Jesus answers the question that she didn’t even know she was asking…”Do you (God) love me?”.
Somehow, during this conversation, Jesus is able to do an incredible work in her. Jesus:
1. affirms her humanity/ imago dei (by engaging her earnestly),
2. gives her dignity (asking for her to help- to quench His thirst/ be of service to God),
3. offers her a new life, salvation (the living waters),
4. leads her to truth and offers an opportunity to repent (in a kind and dignified way, Jesus confronts the woman’s sin and calls out the truth, and she accepts it),
5. restores or even elevates her social status (she brings her entire town to Him)

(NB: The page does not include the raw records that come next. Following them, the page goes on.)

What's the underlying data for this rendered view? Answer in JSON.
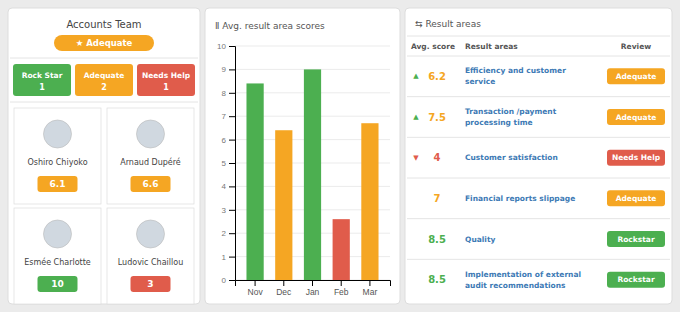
{
  "chart_data": {
    "type": "bar",
    "title": "Ⅱ Avg. result area scores",
    "categories": [
      "Nov",
      "Dec",
      "Jan",
      "Feb",
      "Mar"
    ],
    "values": [
      8.4,
      6.4,
      9.0,
      2.6,
      6.7
    ],
    "colors": [
      "#4caf50",
      "#f5a623",
      "#4caf50",
      "#e05c4b",
      "#f5a623"
    ],
    "ylim": [
      0,
      10
    ],
    "yticks": [
      0,
      1,
      2,
      3,
      4,
      5,
      6,
      7,
      8,
      9,
      10
    ],
    "grid": true
  },
  "team_panel": {
    "title": "Accounts Team",
    "badge": {
      "label": "★ Adequate",
      "color": "#f5a623"
    },
    "score_boxes": [
      {
        "label": "Rock Star",
        "count": 1,
        "color": "#4caf50"
      },
      {
        "label": "Adequate",
        "count": 2,
        "color": "#f5a623"
      },
      {
        "label": "Needs Help",
        "count": 1,
        "color": "#e05c4b"
      }
    ],
    "people": [
      {
        "name": "Oshiro Chiyoko",
        "score": 6.1,
        "color": "#f5a623"
      },
      {
        "name": "Arnaud Dupéré",
        "score": 6.6,
        "color": "#f5a623"
      },
      {
        "name": "Esmée Charlotte",
        "score": 10,
        "color": "#4caf50"
      },
      {
        "name": "Ludovic Chaillou",
        "score": 3,
        "color": "#e05c4b"
      }
    ]
  },
  "areas_panel": {
    "title": "⇆ Result areas",
    "header": [
      "Avg. score",
      "Result areas",
      "Review"
    ],
    "rows": [
      {
        "trend": "▲",
        "trend_color": "#4caf50",
        "score": 6.2,
        "score_color": "#f5a623",
        "area": [
          "Efficiency and customer",
          "service"
        ],
        "review": "Adequate",
        "review_color": "#f5a623"
      },
      {
        "trend": "▲",
        "trend_color": "#4caf50",
        "score": 7.5,
        "score_color": "#f5a623",
        "area": [
          "Transaction /payment",
          "processing time"
        ],
        "review": "Adequate",
        "review_color": "#f5a623"
      },
      {
        "trend": "▼",
        "trend_color": "#e05c4b",
        "score": 4,
        "score_color": "#e05c4b",
        "area": [
          "Customer satisfaction"
        ],
        "review": "Needs Help",
        "review_color": "#e05c4b"
      },
      {
        "score": 7,
        "score_color": "#f5a623",
        "area": [
          "Financial reports slippage"
        ],
        "review": "Adequate",
        "review_color": "#f5a623"
      },
      {
        "score": 8.5,
        "score_color": "#4caf50",
        "area": [
          "Quality"
        ],
        "review": "Rockstar",
        "review_color": "#4caf50"
      },
      {
        "score": 8.5,
        "score_color": "#4caf50",
        "area": [
          "Implementation of external",
          "audit recommendations"
        ],
        "review": "Rockstar",
        "review_color": "#4caf50"
      }
    ]
  }
}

6. Jesus corrects her self-image and helps her view herself rightly, in relation to God (by corrected her twisted views of worship),
7. He asks her for her worship. In a way, Jesus has elevated her to her rightful place, and also asks her to elevate Him to His rightful place, both in her eyes, and in the eyes of her community,
8. Jesus quenches the woman’s thirst (she abandons her water jar, vs28), and he is fed (“I have food to eat that you know nothing about” vs32)

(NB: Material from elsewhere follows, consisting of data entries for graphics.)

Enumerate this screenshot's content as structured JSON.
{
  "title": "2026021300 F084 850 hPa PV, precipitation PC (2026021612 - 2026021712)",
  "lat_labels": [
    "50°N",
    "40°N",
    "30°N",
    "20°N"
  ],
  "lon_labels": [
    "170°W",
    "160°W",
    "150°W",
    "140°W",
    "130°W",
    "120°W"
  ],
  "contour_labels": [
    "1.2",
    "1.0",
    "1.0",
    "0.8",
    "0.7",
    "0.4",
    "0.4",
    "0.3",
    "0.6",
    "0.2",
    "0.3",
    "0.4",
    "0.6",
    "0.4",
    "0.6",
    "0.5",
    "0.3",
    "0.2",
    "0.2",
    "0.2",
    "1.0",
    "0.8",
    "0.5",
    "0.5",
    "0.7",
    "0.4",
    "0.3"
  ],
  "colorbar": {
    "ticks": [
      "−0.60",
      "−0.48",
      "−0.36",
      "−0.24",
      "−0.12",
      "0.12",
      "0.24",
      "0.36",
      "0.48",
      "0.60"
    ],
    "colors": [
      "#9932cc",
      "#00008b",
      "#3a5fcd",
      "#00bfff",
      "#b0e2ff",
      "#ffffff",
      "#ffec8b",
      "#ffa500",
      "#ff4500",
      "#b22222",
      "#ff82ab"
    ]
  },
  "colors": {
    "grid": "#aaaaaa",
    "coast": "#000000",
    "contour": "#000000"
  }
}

While the two are exchanging words, there is a divine exchange going on. In essence, Jesus is saying to her (as He is to all of us right now):
1. humble yourselves before me, and I will lift you up in honour. James 4:10, 1 Peter 5:6.
2. give me your cup of suffering and shame (I will drink it for you) and in turn, I will give you a spring of living water (eternal life). 1 Peter 5:7
3. give me your worship (lift me up), and I will give you life (draw you to me) Jn 12:32
Interestingly, a spring (unlike a well) flows, is above ground, is a source to the wells, is seldom owned by any one person and needs no implements to drink from. It refreshes all who are thirsty and who come to drink from it. We, who believe in Christ, who are called by His name, need now more than ever to heed the call by Malachi and learn the lessons from the woman’s story. We need a Saul-like encounter with Jesus so that our hope can be restored.
We need to answer the question that, left unanswered, is the well of hopelessness and fear that we and those around us will keep drawing and drinking from but always thirst. Jesus offers to us the same divine exchange as this Samaritan woman. We can have and be the springs of living water- so that we do not thirst and so that South Africa (and others around the world) can drink from it.
“But set Christ apart as Lord in your hearts and always be ready to give an answer to anyone who asks about the hope you possess”. 1 Peter 3:15 (NET)
The invitation to the divine exchange is ours. Isaiah 61.